The Alliance for Early Success focuses on state policies that can change the calculus for children 0-8 through legislative, regulatory, executive or budgetary actions. Structuring recommendations and advocating for these policies is most effectively done at the state level, because each state has in place a unique and complex set of laws, regulations, funding mechanisms, and governance arrangements that shape services and supports for young children and their families.
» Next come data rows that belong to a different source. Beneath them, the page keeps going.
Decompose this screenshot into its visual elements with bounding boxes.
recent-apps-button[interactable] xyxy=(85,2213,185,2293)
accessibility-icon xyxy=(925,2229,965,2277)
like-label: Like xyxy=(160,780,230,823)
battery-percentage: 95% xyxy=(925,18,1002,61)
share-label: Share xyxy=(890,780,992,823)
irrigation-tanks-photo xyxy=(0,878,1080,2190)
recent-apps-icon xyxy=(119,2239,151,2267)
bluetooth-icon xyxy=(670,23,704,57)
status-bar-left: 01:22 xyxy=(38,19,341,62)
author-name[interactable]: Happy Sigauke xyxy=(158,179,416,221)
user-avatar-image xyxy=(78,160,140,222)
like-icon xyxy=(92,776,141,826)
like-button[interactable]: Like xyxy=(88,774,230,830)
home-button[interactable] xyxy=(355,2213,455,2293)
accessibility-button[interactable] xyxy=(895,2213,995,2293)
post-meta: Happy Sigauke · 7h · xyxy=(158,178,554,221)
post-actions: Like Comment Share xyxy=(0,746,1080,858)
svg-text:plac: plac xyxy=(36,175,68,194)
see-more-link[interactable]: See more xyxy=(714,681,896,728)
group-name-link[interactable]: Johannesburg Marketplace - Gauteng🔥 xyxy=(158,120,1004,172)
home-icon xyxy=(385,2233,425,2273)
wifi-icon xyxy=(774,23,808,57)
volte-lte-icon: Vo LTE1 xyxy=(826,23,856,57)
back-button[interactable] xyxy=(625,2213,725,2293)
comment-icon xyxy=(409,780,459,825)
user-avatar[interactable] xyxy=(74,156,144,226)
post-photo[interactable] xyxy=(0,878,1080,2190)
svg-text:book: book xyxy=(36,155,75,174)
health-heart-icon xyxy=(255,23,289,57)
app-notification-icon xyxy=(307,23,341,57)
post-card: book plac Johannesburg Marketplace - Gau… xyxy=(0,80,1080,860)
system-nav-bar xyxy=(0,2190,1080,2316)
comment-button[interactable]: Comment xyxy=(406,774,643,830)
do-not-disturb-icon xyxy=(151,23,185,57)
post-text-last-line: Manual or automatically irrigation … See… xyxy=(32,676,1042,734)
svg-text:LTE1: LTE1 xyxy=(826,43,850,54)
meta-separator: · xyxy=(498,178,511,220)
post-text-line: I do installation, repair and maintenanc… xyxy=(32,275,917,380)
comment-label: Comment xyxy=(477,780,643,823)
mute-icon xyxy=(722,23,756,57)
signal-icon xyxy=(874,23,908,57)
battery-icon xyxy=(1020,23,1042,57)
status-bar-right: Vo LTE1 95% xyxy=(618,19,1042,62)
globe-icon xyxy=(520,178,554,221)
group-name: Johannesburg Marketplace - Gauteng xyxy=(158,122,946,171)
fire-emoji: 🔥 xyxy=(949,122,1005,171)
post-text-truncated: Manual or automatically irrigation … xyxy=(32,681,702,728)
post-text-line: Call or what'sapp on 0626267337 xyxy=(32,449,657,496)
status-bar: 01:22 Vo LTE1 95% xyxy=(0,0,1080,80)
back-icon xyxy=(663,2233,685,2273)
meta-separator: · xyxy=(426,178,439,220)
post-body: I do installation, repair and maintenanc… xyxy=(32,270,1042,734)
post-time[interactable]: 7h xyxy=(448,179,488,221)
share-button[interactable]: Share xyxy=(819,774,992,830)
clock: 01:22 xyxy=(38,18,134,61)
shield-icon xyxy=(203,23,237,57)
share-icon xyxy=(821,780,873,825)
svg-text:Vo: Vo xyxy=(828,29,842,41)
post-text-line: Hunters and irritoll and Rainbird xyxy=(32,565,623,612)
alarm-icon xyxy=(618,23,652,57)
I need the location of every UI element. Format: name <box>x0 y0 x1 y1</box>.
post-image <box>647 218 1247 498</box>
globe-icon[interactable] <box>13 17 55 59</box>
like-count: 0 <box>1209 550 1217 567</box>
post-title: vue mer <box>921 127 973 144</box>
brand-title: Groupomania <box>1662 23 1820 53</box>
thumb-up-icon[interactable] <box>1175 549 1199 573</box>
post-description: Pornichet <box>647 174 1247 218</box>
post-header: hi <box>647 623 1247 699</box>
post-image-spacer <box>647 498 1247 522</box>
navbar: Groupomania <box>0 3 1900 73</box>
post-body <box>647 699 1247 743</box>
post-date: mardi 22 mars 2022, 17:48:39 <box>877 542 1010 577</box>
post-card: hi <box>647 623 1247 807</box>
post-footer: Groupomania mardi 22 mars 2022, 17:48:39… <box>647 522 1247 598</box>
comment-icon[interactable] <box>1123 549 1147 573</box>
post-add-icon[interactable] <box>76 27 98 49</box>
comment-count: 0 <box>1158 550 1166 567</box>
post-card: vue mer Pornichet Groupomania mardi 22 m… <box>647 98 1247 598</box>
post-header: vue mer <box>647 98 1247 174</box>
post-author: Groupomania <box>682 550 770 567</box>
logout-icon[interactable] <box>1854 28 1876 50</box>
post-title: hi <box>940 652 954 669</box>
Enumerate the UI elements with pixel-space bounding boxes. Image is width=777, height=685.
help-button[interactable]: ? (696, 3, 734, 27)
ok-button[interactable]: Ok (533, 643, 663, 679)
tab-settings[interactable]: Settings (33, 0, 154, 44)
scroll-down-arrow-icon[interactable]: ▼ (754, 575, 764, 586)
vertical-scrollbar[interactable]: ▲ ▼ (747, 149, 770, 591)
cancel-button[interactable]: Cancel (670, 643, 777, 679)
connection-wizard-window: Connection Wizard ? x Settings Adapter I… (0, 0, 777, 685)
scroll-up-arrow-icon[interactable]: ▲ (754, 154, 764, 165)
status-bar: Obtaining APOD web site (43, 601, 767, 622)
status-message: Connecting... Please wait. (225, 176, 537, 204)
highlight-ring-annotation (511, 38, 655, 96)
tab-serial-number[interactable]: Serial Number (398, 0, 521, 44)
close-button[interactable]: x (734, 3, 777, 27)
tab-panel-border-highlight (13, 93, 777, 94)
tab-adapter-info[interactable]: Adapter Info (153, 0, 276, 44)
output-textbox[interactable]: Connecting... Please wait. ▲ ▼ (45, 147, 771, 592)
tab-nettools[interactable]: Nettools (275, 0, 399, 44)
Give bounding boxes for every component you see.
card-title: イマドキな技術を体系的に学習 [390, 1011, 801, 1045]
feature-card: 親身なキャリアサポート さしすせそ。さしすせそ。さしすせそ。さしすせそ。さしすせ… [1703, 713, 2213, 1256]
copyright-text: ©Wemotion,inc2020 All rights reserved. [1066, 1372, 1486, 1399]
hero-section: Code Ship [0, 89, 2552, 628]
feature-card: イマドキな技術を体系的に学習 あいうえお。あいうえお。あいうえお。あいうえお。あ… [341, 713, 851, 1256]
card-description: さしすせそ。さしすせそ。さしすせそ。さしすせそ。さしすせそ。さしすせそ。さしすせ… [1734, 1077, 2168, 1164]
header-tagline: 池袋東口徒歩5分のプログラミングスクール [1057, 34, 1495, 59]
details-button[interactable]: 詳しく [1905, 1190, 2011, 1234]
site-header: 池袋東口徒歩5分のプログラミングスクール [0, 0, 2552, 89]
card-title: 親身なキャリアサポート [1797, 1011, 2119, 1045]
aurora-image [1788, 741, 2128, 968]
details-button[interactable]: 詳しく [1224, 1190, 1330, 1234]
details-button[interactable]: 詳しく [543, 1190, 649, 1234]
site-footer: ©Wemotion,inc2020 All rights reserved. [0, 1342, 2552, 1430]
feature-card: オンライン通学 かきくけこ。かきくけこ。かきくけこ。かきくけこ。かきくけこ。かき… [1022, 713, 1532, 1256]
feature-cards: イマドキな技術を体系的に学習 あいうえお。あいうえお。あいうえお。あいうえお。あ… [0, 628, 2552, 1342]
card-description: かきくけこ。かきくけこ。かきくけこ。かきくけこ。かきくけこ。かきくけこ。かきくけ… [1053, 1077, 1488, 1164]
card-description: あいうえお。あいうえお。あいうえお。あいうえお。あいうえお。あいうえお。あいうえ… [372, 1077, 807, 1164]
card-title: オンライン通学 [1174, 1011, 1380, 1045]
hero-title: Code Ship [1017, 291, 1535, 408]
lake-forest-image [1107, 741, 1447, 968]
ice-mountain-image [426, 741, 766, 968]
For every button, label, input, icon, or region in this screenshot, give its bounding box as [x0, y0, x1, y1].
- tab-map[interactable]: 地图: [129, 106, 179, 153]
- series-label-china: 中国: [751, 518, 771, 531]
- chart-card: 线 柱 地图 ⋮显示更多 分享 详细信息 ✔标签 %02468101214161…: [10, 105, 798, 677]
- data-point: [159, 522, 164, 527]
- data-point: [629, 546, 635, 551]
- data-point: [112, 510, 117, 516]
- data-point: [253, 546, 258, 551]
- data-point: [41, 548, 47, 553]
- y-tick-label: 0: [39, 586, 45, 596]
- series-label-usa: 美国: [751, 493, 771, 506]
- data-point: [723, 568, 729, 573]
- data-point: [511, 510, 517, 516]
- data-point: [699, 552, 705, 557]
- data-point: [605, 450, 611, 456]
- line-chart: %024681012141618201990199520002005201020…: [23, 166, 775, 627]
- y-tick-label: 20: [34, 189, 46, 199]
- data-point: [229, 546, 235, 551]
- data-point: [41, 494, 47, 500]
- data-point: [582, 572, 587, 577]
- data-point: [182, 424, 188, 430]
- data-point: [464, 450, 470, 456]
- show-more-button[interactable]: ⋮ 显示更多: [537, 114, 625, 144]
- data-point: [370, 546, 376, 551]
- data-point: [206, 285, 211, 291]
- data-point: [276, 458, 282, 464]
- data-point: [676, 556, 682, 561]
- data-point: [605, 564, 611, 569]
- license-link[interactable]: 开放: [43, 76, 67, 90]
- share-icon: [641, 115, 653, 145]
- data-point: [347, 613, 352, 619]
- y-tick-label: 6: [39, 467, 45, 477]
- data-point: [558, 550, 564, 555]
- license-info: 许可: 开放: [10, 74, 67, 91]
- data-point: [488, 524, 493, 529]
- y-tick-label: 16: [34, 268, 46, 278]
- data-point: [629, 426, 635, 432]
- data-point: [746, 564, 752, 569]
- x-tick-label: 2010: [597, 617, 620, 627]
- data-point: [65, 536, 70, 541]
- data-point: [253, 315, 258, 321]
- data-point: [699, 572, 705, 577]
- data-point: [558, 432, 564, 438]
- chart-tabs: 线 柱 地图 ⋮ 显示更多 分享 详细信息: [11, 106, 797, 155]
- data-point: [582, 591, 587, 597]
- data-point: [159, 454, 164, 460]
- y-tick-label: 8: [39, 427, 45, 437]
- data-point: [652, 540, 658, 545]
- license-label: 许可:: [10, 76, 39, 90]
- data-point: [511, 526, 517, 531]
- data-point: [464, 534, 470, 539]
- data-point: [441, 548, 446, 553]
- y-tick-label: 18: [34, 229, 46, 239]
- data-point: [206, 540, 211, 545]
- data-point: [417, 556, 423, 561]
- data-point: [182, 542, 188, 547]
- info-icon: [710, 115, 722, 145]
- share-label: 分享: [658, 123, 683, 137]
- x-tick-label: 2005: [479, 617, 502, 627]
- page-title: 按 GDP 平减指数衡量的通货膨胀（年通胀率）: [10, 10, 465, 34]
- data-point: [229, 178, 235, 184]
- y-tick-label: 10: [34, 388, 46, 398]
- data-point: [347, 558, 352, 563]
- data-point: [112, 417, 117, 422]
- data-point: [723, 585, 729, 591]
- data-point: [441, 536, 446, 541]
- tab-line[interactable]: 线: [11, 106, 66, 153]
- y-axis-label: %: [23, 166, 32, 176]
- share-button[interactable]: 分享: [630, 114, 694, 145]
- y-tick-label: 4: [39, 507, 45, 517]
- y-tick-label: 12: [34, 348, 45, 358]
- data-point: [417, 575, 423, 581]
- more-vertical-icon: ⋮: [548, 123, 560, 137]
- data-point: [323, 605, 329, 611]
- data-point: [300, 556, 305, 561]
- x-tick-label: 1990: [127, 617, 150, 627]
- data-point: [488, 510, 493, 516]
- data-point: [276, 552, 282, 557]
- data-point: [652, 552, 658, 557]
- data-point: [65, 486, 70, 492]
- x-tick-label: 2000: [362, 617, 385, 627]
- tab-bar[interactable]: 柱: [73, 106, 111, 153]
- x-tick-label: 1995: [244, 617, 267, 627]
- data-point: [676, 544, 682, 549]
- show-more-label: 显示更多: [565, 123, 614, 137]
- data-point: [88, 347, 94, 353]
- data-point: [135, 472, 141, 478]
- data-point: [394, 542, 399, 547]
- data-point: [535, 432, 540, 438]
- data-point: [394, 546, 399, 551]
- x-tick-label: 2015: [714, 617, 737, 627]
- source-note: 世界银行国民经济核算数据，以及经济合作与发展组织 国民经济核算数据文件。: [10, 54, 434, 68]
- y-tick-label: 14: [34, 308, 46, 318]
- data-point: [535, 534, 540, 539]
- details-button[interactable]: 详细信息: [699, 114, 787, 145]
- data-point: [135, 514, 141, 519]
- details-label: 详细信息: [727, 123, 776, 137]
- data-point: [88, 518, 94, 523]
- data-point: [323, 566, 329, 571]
Today, the organization is the 50-state alliance of state-level advocates for early childhood education, health, and family supports. The Alliance makes targeted strategic financial investments in these state organizations and the national experts that support them. In addition, it hosts national meetings, convenes policy-specific learning communities, offers high-level technical assistance and rapid-response support, and connects state advocates with each other for crucial information exchange.

== Policy objectives ==

The Alliance for Early Success has developed a guiding "Birth Through Eight Policy Framework" that serves as a roadmap to guide state policy to improve opportunity for children in three areas: health, family support, and learning outcomes. The Framework features evidence-based, "best-bet" policy recommendations for each area. Alliance states set their own objectives in any given year, and the Alliance offers support for work that falls within the framework.

The Alliance for Early Success is particularly active on the issue of child care and is leading Child Care NEXT, a nationwide multi-organization grant program to support transformational change in a states' child-care systems. For Child Care NEXT, state teams of stakeholders come together to craft a comprehensive state proposal and commit to implementing it.